Mauldin: The biggest development we’re seeing right now is really an investment, globally, to build in new paths, higher capacity path. The demand for data, it’s not slowing, it keeps on growing. We have to constantly invest, to build new cables to handle the data, but also more different paths that follow different routes. Because cables do tend to break all the time, all over the world and you never usually hear about it, because if there’s a fault on one cable, the other cables can carry what that cable carried and there’s almost no way for a user to discern that there has been a cable fault.

A closeup image of the submarine cable “SEA-ME-WE 5” which connects Singapore and France. (Boris Horvat/AFP)

If, like me, you decide to go deep down the rabbit hole of the world of undersea cables, check out TeleGeography’s “Frequently Asked Questions” page.

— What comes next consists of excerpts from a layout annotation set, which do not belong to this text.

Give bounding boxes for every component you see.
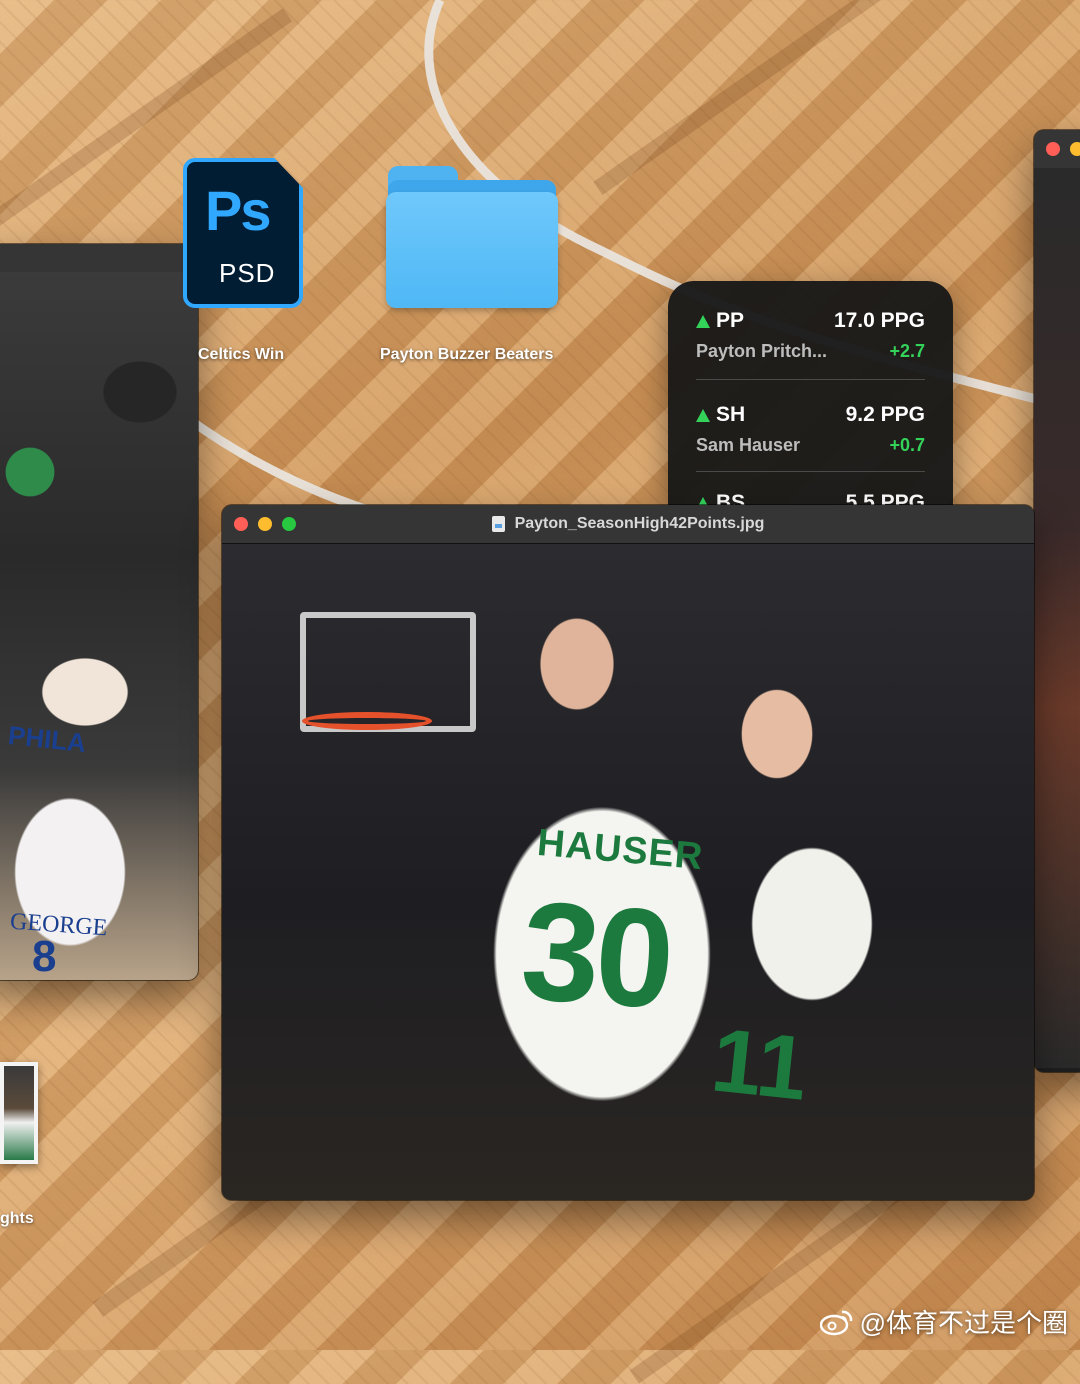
stats-widget[interactable]: PP 17.0 PPG Payton Pritch... +2.7 SH 9.2… [668, 281, 953, 505]
desktop-icon-photo-thumbnail[interactable] [0, 1062, 38, 1164]
left-window-titlebar[interactable] [0, 244, 198, 273]
up-arrow-icon [696, 408, 710, 422]
stat-change: +2.7 [889, 341, 925, 361]
jersey-number-text: 30 [516, 871, 676, 1038]
watermark-text: @体育不过是个圈 [859, 1308, 1068, 1338]
stat-row-sh[interactable]: SH 9.2 PPG Sam Hauser +0.7 [696, 403, 925, 473]
up-arrow-icon [696, 314, 710, 328]
main-photo-window[interactable]: Payton_SeasonHigh42Points.jpg HAUSER 30 … [222, 505, 1034, 1200]
folder-icon [386, 166, 558, 308]
jersey-number-2-text: 11 [707, 1010, 813, 1120]
stat-symbol: SH [716, 403, 746, 426]
stat-player-name: Payton Pritch... [696, 341, 828, 361]
thumbnail-image [4, 1066, 34, 1160]
photoshop-file-icon: Ps PSD [183, 158, 303, 308]
photo-text-phila: PHILA [6, 720, 88, 758]
stat-change: +0.7 [889, 435, 925, 455]
desktop-icon-psd-label: Celtics Win [198, 346, 285, 363]
desktop-icon-folder[interactable] [386, 166, 558, 308]
main-window-titlebar[interactable]: Payton_SeasonHigh42Points.jpg [222, 505, 1034, 544]
right-photo-window[interactable] [1034, 130, 1080, 1072]
close-button[interactable] [1046, 142, 1060, 156]
right-window-photo [1034, 168, 1080, 1068]
stat-symbol: BS [716, 491, 746, 505]
stat-symbol: PP [716, 309, 745, 332]
widget-divider [696, 379, 925, 380]
left-window-photo: PHILA GEORGE 8 [0, 272, 198, 980]
stat-value: 17.0 PPG [833, 309, 925, 332]
floor-plank [593, 0, 947, 196]
right-window-titlebar[interactable] [1034, 130, 1080, 169]
close-button[interactable] [234, 517, 248, 531]
desktop-icon-folder-label: Payton Buzzer Beaters [380, 346, 554, 363]
window-title: Payton_SeasonHigh42Points.jpg [514, 515, 765, 532]
psd-extension-text: PSD [219, 258, 276, 288]
stat-value: 9.2 PPG [845, 403, 925, 426]
basketball-rim [302, 712, 432, 730]
stat-row-bs[interactable]: BS 5.5 PPG [696, 491, 925, 505]
photo-text-number: 8 [32, 932, 57, 980]
image-file-icon [491, 516, 505, 532]
main-photo: HAUSER 30 11 [222, 544, 1034, 1200]
ps-badge-text: Ps [205, 179, 271, 242]
stat-row-pp[interactable]: PP 17.0 PPG Payton Pritch... +2.7 [696, 309, 925, 379]
maximize-button[interactable] [282, 517, 296, 531]
stat-player-name: Sam Hauser [696, 435, 801, 455]
weibo-logo-icon [819, 1310, 852, 1335]
minimize-button[interactable] [1070, 142, 1080, 156]
stat-value: 5.5 PPG [845, 491, 925, 505]
left-photo-window[interactable]: PHILA GEORGE 8 [0, 244, 198, 980]
desktop-icon-thumbnail-label: ghts [0, 1210, 34, 1227]
up-arrow-icon [696, 496, 710, 505]
widget-divider [696, 471, 925, 472]
photo-text-george: GEORGE [9, 908, 109, 942]
desktop-icon-psd[interactable]: Ps PSD [181, 158, 305, 308]
minimize-button[interactable] [258, 517, 272, 531]
watermark: @体育不过是个圈 [819, 1303, 1068, 1340]
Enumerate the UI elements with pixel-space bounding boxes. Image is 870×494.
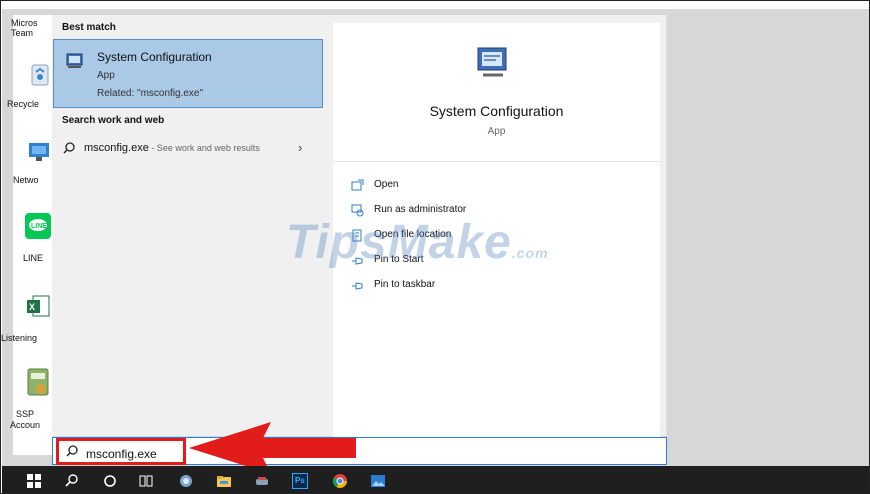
action-pin-to-taskbar-label: Pin to taskbar [374,279,436,290]
best-match-title: System Configuration [97,50,212,64]
detail-subtitle: App [487,126,506,137]
desktop-item-network[interactable]: Netwo [13,175,53,185]
ssp-accounting-icon[interactable] [25,367,51,396]
pin-icon [351,279,364,292]
chevron-right-icon[interactable]: › [298,140,302,155]
desktop-icons-column: Micros Team Recycle Netwo LINE LINE X Li… [1,15,53,455]
photoshop-label: Ps [295,476,305,485]
web-result-text: msconfig.exe - See work and web results [84,142,260,154]
excel-file-icon[interactable]: X [25,293,51,319]
detail-title: System Configuration [429,103,564,119]
detail-divider [333,161,660,162]
action-open[interactable]: Open [351,178,601,196]
system-configuration-icon [473,43,513,83]
recycle-bin-icon[interactable] [27,61,53,87]
action-pin-to-taskbar[interactable]: Pin to taskbar [351,278,601,296]
photoshop-icon[interactable]: Ps [292,473,308,489]
web-result-suffix: - See work and web results [148,143,260,153]
app-icon[interactable] [254,473,270,489]
best-match-result[interactable]: System Configuration App Related: "mscon… [53,39,323,108]
app-icon[interactable] [178,473,194,489]
watermark-suffix: .com [511,245,549,261]
search-icon [65,444,79,458]
search-icon [62,141,76,155]
desktop-item-listening[interactable]: Listening [1,333,41,343]
desktop-item-ssp[interactable]: SSP Accoun [5,409,45,431]
best-match-type: App [97,70,115,81]
photos-icon[interactable] [370,473,386,489]
best-match-heading: Best match [62,22,116,33]
task-view-icon[interactable] [138,473,154,489]
web-result-query: msconfig.exe [84,142,149,154]
cortana-icon[interactable] [102,473,118,489]
best-match-related: Related: "msconfig.exe" [97,88,204,99]
action-run-as-admin-label: Run as administrator [374,204,467,215]
svg-text:X: X [29,302,35,312]
screenshot-frame: Micros Team Recycle Netwo LINE LINE X Li… [0,0,870,494]
web-results-heading: Search work and web [62,115,165,126]
search-input[interactable]: msconfig.exe [86,447,157,461]
open-icon [351,179,364,192]
taskbar: Ps [2,466,869,493]
system-configuration-icon [66,52,84,70]
desktop-item-teams[interactable]: Micros Team [11,18,51,38]
svg-text:LINE: LINE [31,223,47,230]
search-icon[interactable] [64,473,80,489]
line-app-icon[interactable]: LINE [25,213,51,239]
desktop-item-recycle[interactable]: Recycle [7,99,47,109]
watermark: TipsMake.com [286,215,549,270]
file-explorer-icon[interactable] [216,473,232,489]
windows-start-icon[interactable] [26,473,42,489]
watermark-main: TipsMake [286,216,512,269]
network-icon[interactable] [27,137,53,163]
action-open-label: Open [374,179,399,190]
web-search-result[interactable]: msconfig.exe - See work and web results … [52,137,322,161]
chrome-icon[interactable] [332,473,348,489]
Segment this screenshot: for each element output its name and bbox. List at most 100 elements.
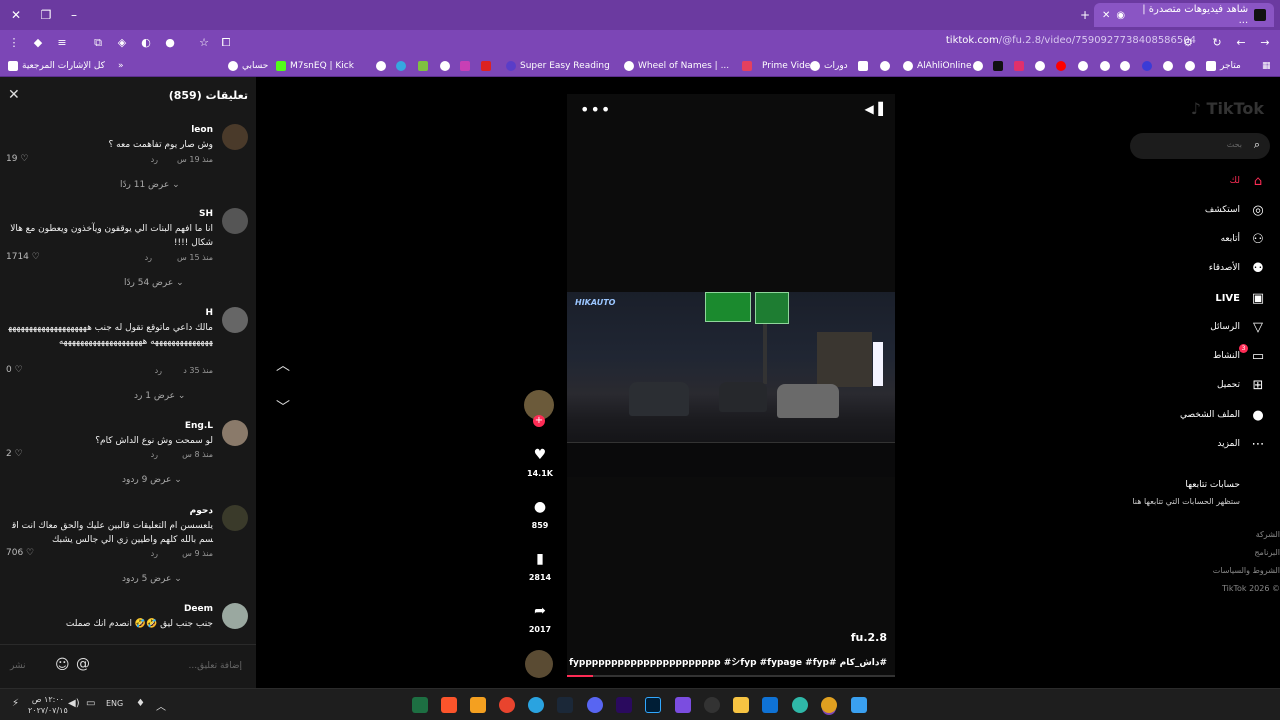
nav-profile[interactable]: ● الملف الشخصي (1180, 405, 1266, 425)
avatar[interactable] (222, 208, 248, 234)
tiktok-logo[interactable]: ♪ TikTok (1191, 99, 1264, 118)
bookmark-icon-only[interactable] (418, 59, 428, 73)
discord-icon[interactable] (587, 697, 603, 713)
like-count[interactable]: 1714 ♡ (6, 252, 40, 262)
tray-overflow-icon[interactable]: ︿ (156, 698, 166, 713)
extension-icon[interactable]: ◐ (138, 35, 154, 51)
close-window-icon[interactable]: ✕ (8, 7, 24, 23)
bookmark-icon-only[interactable] (1185, 59, 1195, 73)
bookmark-icon-only[interactable] (1100, 59, 1110, 73)
extension-icon[interactable]: ● (162, 35, 178, 51)
volume-icon[interactable]: ◀▐ (865, 102, 883, 116)
bookmark-all[interactable]: كل الإشارات المرجعية (8, 59, 105, 73)
site-settings-icon[interactable]: ⚙ (1180, 35, 1196, 51)
bookmark-icon-only[interactable] (1056, 59, 1066, 73)
like-count[interactable]: 2 ♡ (6, 449, 23, 459)
view-replies-button[interactable]: ⌄ عرض 11 ردًا (120, 180, 180, 190)
app-icon[interactable] (470, 697, 486, 713)
bookmark-icon-only[interactable] (880, 59, 890, 73)
comment-username[interactable]: SH (199, 209, 213, 219)
minimize-window-icon[interactable]: – (66, 7, 82, 23)
avatar[interactable] (222, 505, 248, 531)
nav-explore[interactable]: ◎ استكشف (1205, 200, 1266, 220)
edge-icon[interactable] (792, 697, 808, 713)
apps-grid-icon[interactable]: ▦ (1262, 59, 1271, 73)
extension-icon[interactable]: ◆ (30, 35, 46, 51)
nav-more[interactable]: ⋯ المزيد (1217, 434, 1266, 454)
bookmark-item[interactable]: Super Easy Reading (506, 59, 610, 73)
post-button[interactable]: نشر (10, 661, 26, 671)
share-button[interactable]: ➦ 2017 (523, 603, 557, 634)
bookmark-icon-only[interactable] (993, 59, 1003, 73)
restore-window-icon[interactable]: ❐ (38, 7, 54, 23)
bookmark-icon-only[interactable] (460, 59, 470, 73)
video-progress-bar[interactable] (567, 675, 895, 677)
bookmark-item[interactable]: حسابي (228, 59, 268, 73)
bookmark-icon-only[interactable] (376, 59, 386, 73)
tab-close-icon[interactable]: ✕ (1102, 10, 1110, 21)
mention-icon[interactable]: @ (76, 656, 90, 672)
display-icon[interactable]: ▭ (86, 698, 95, 709)
windows-start-icon[interactable] (851, 697, 867, 713)
volume-icon[interactable]: ◀) (68, 698, 80, 709)
view-replies-button[interactable]: ⌄ عرض 54 ردًا (124, 278, 184, 288)
view-replies-button[interactable]: ⌄ عرض 9 ردود (122, 475, 182, 485)
emoji-icon[interactable]: ☺ (55, 657, 70, 673)
save-button[interactable]: ▮ 2814 (523, 551, 557, 582)
avatar[interactable] (222, 124, 248, 150)
new-tab-icon[interactable]: + (1077, 7, 1093, 23)
nav-upload[interactable]: ⊞ تحميل (1217, 375, 1266, 395)
clock[interactable]: ١٢:٠٠ ص ٢٠٢٧/٠٧/١٥ (28, 694, 68, 716)
footer-link[interactable]: البرنامج (1254, 548, 1280, 557)
bookmark-item[interactable]: متاجر (1206, 59, 1241, 73)
network-icon[interactable]: ⚡ (12, 698, 19, 709)
premiere-icon[interactable] (616, 697, 632, 713)
music-disc-icon[interactable] (525, 650, 553, 678)
follow-plus-icon[interactable]: + (533, 415, 545, 427)
nav-for-you[interactable]: ⌂ لك (1230, 171, 1266, 191)
like-count[interactable]: 706 ♡ (6, 548, 34, 558)
close-icon[interactable]: ✕ (8, 87, 20, 103)
browser-tab[interactable]: شاهد فيديوهات متصدرة | ... ◉ ✕ (1094, 3, 1274, 27)
bookmark-item[interactable]: Wheel of Names | ... (624, 59, 729, 73)
comment-username[interactable]: H (205, 308, 213, 318)
bookmark-icon-only[interactable] (1163, 59, 1173, 73)
nav-live[interactable]: ▣ LIVE (1215, 288, 1266, 308)
previous-video-icon[interactable]: ︿ (274, 355, 292, 374)
reload-icon[interactable]: ↻ (1209, 35, 1225, 51)
nav-friends[interactable]: ⚉ الأصدقاء (1209, 258, 1266, 278)
video-player[interactable]: ••• ◀▐ HIKAUTO fu.2.8 #داش_كام #fypppppp… (567, 94, 895, 677)
comment-button[interactable]: ● 859 (523, 499, 557, 530)
comment-username[interactable]: دحوم (190, 506, 213, 516)
language-indicator[interactable]: ENG (106, 699, 123, 708)
more-options-icon[interactable]: ••• (580, 100, 611, 119)
bookmark-item[interactable]: M7snEQ | Kick (276, 59, 354, 73)
app-icon[interactable] (499, 697, 515, 713)
reply-button[interactable]: رد (155, 366, 162, 375)
like-count[interactable]: 0 ♡ (6, 365, 23, 375)
bookmark-icon-only[interactable] (858, 59, 868, 73)
footer-link[interactable]: الشروط والسياسات (1213, 566, 1280, 575)
bookmark-icon-only[interactable] (973, 59, 983, 73)
bookmark-icon-only[interactable] (1035, 59, 1045, 73)
bookmark-item[interactable]: AlAhliOnline (903, 59, 972, 73)
video-username[interactable]: fu.2.8 (851, 631, 887, 644)
photoshop-icon[interactable] (645, 697, 661, 713)
bookmark-icon-only[interactable] (1120, 59, 1130, 73)
bookmark-icon-only[interactable] (440, 59, 450, 73)
bookmark-icon-only[interactable] (396, 59, 406, 73)
excel-icon[interactable] (412, 697, 428, 713)
avatar[interactable] (222, 307, 248, 333)
comment-username[interactable]: Eng.L (185, 421, 213, 431)
view-replies-button[interactable]: ⌄ عرض 5 ردود (122, 574, 182, 584)
menu-icon[interactable]: ⋮ (6, 35, 22, 51)
microphone-icon[interactable]: ♦ (136, 698, 145, 709)
extension-icon[interactable]: ≡ (54, 35, 70, 51)
bookmark-icon-only[interactable] (1078, 59, 1088, 73)
app-icon[interactable] (704, 697, 720, 713)
like-count[interactable]: 19 ♡ (6, 154, 28, 164)
file-explorer-icon[interactable] (733, 697, 749, 713)
store-icon[interactable] (762, 697, 778, 713)
app-icon[interactable] (675, 697, 691, 713)
url-field[interactable]: tiktok.com/@fu.2.8/video/759092773840858… (946, 35, 1196, 46)
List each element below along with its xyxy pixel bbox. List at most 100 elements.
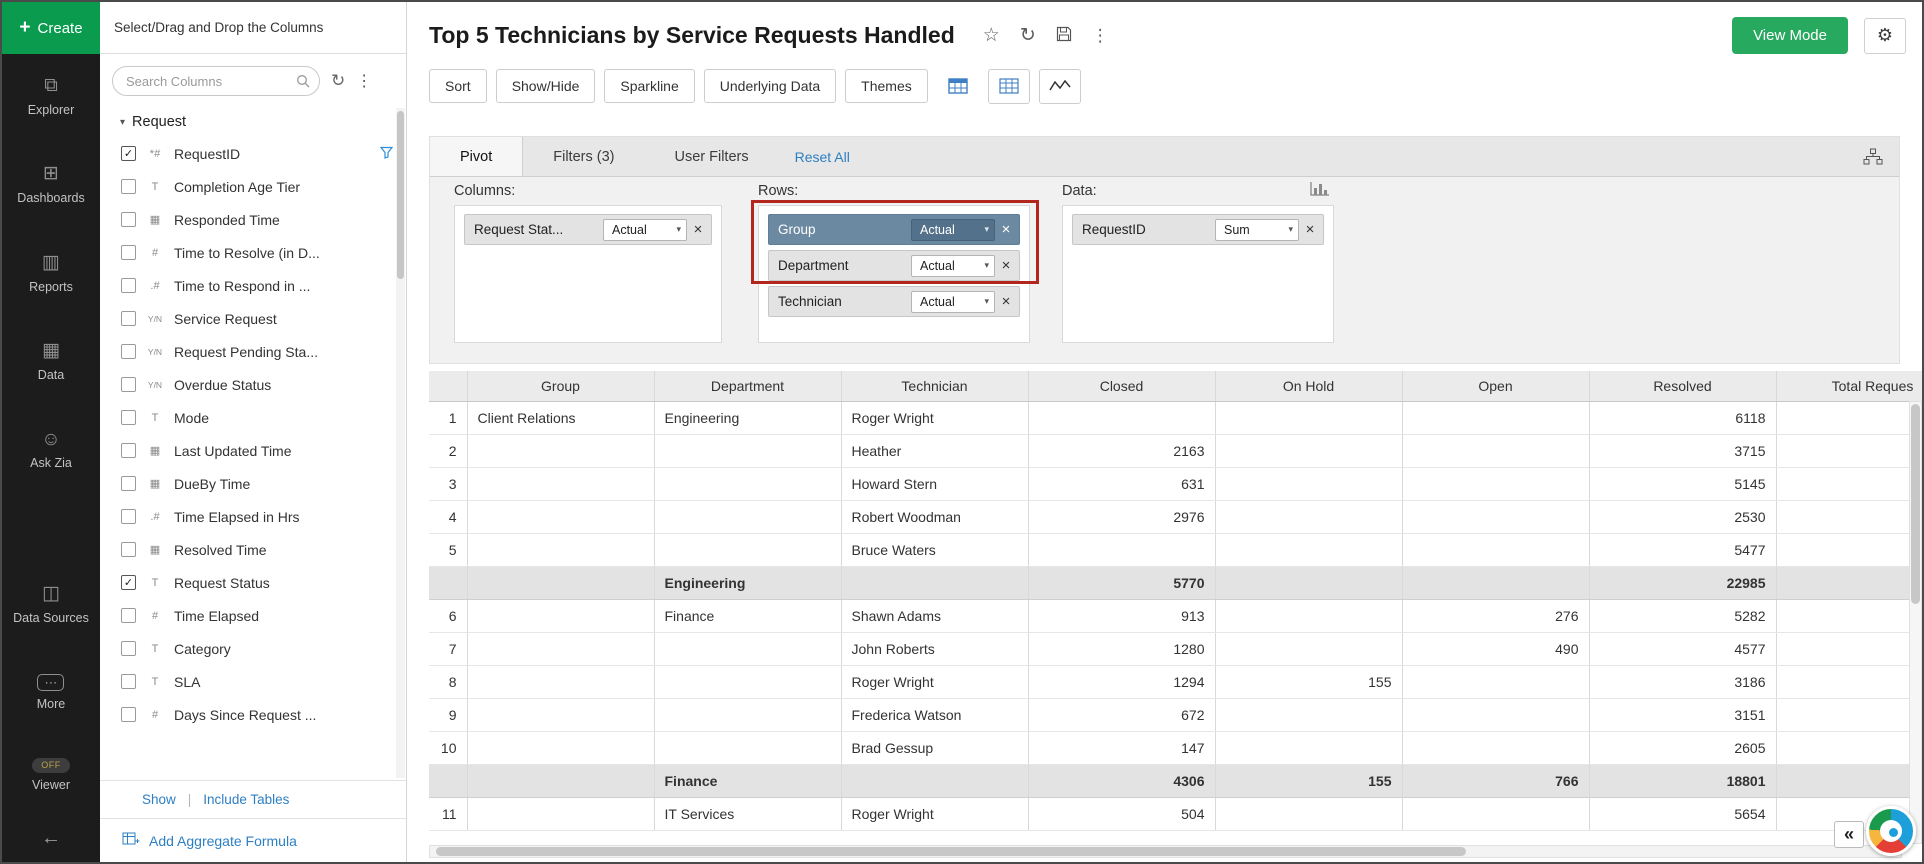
pivot-column-header[interactable]: Department (654, 371, 841, 401)
field-checkbox[interactable]: ✓ (121, 146, 136, 161)
tab-filters[interactable]: Filters (3) (523, 137, 644, 176)
field-item[interactable]: TCompletion Age Tier (100, 170, 406, 203)
sidebar-item-dashboards[interactable]: ⊞Dashboards (17, 162, 84, 206)
themes-button[interactable]: Themes (845, 69, 928, 103)
columns-dropzone-box[interactable]: Request Stat...Actual× (454, 205, 722, 343)
rows-chip-technician[interactable]: TechnicianActual× (768, 286, 1020, 317)
chip-aggregate-select[interactable]: Sum (1215, 219, 1299, 241)
fields-vertical-scrollbar[interactable] (396, 108, 405, 778)
pivot-column-header[interactable]: Technician (841, 371, 1028, 401)
chip-aggregate-select[interactable]: Actual (911, 255, 995, 277)
field-checkbox[interactable] (121, 212, 136, 227)
data-dropzone-box[interactable]: RequestIDSum× (1062, 205, 1334, 343)
pivot-column-header[interactable]: Open (1402, 371, 1589, 401)
rows-dropzone-box[interactable]: GroupActual×DepartmentActual×TechnicianA… (758, 205, 1030, 343)
pivot-column-header[interactable]: On Hold (1215, 371, 1402, 401)
field-item[interactable]: #Days Since Request ... (100, 698, 406, 731)
table-view-icon-button[interactable] (988, 69, 1030, 104)
tab-pivot[interactable]: Pivot (430, 137, 523, 176)
pivot-column-header[interactable]: Group (467, 371, 654, 401)
pivot-column-header[interactable]: Total Reques (1776, 371, 1922, 401)
pivot-column-header[interactable]: Resolved (1589, 371, 1776, 401)
pivot-view-icon-button[interactable] (937, 69, 979, 104)
chip-aggregate-select[interactable]: Actual (603, 219, 687, 241)
field-checkbox[interactable] (121, 641, 136, 656)
field-checkbox[interactable] (121, 542, 136, 557)
sidebar-item-data-sources[interactable]: ◫Data Sources (13, 582, 89, 626)
field-checkbox[interactable] (121, 509, 136, 524)
field-checkbox[interactable]: ✓ (121, 575, 136, 590)
include-tables-link[interactable]: Include Tables (203, 792, 289, 807)
vertical-scrollbar-thumb[interactable] (1911, 404, 1920, 604)
field-item[interactable]: ▦DueBy Time (100, 467, 406, 500)
columns-chip-request-stat[interactable]: Request Stat...Actual× (464, 214, 712, 245)
chip-aggregate-select[interactable]: Actual (911, 219, 995, 241)
favorite-star-icon[interactable]: ☆ (983, 26, 1000, 45)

TeleGeography also has an interactive map on its website, so you can trace the path of information across the globe.

Here’s a Wall Street Journal article with a detailed breakdown of the private, Big Tech investment going into submarine cables.

And a Reuters piece that explains what it will take to fix the damaged cable. It includes an interesting graphic showing all the layers of submarine internet cables — cables which can be as narrow as a garden hose, in many places. Plus an illustration of what the repair ship looks like.

The ship on the job in Tonga, the CS Reliance, is one of just 59 vessels in operation that can lay and fix the cables that keep our world connected under the sea.